Struct SortMergeJoinExec

Source

pub struct SortMergeJoinExec {
    pub left: Arc<dyn ExecutionPlan>,
    pub right: Arc<dyn ExecutionPlan>,
    pub on: JoinOn,
    pub filter: Option<JoinFilter>,
    pub join_type: JoinType,
    pub sort_options: Vec<SortOptions>,
    pub null_equals_null: bool,
    /* private fields */
}

Expand description

Join execution plan that executes equi-join predicates on multiple partitions using Sort-Merge join algorithm and applies an optional filter post join. Can be used to join arbitrarily large inputs where one or both of the inputs don’t fit in the available memory.

§Join Expressions

Equi-join predicate (e.g. <col1> = <col2>) expressions are represented by Self::on.

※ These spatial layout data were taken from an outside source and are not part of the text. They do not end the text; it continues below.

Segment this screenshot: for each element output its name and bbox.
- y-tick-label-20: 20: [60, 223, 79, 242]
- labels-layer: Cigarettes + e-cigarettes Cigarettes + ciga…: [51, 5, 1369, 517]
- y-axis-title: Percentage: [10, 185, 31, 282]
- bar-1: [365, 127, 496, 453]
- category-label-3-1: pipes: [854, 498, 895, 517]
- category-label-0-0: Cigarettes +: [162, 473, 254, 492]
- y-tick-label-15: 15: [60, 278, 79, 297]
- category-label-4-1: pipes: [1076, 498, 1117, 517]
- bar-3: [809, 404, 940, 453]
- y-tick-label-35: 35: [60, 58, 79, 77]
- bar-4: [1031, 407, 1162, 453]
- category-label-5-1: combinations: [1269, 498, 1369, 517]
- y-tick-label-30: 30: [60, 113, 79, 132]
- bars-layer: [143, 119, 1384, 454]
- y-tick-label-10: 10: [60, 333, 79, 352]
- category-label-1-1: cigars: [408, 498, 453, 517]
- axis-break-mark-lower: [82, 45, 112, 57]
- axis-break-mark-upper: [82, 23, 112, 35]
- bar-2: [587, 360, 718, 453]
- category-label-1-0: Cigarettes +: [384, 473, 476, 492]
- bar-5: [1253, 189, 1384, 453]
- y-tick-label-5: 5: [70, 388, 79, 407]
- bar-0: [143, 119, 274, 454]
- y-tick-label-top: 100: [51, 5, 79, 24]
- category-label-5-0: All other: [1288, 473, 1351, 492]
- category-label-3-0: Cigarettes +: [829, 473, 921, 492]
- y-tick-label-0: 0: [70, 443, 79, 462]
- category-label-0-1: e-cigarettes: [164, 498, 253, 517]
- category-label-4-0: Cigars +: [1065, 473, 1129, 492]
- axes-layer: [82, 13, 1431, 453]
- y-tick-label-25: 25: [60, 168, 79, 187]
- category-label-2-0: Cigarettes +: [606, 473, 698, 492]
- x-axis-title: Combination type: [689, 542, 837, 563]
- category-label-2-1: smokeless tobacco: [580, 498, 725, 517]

Non-equality predicates, which can not be pushed down to join inputs (e.g. <col1> != <col2>) are known as “filter expressions” and are evaluated after the equijoin predicates. They are represented by Self::filter. These are optional expressions.

§Sorting

Assumes that both the left and right input to the join are pre-sorted. It is not the responsibility of this execution plan to sort the inputs.

§“Streamed” vs “Buffered”

The number of record batches of streamed input currently present in the memory will depend on the output batch size of the execution plan. There is no spilling support for streamed input. The comparisons are performed from values of join keys in streamed input with the values of join keys in buffered input. One row in streamed record batch could be matched with multiple rows in buffered input batches. The streamed input is managed through the states in StreamedState and streamed input batches are represented by StreamedBatch.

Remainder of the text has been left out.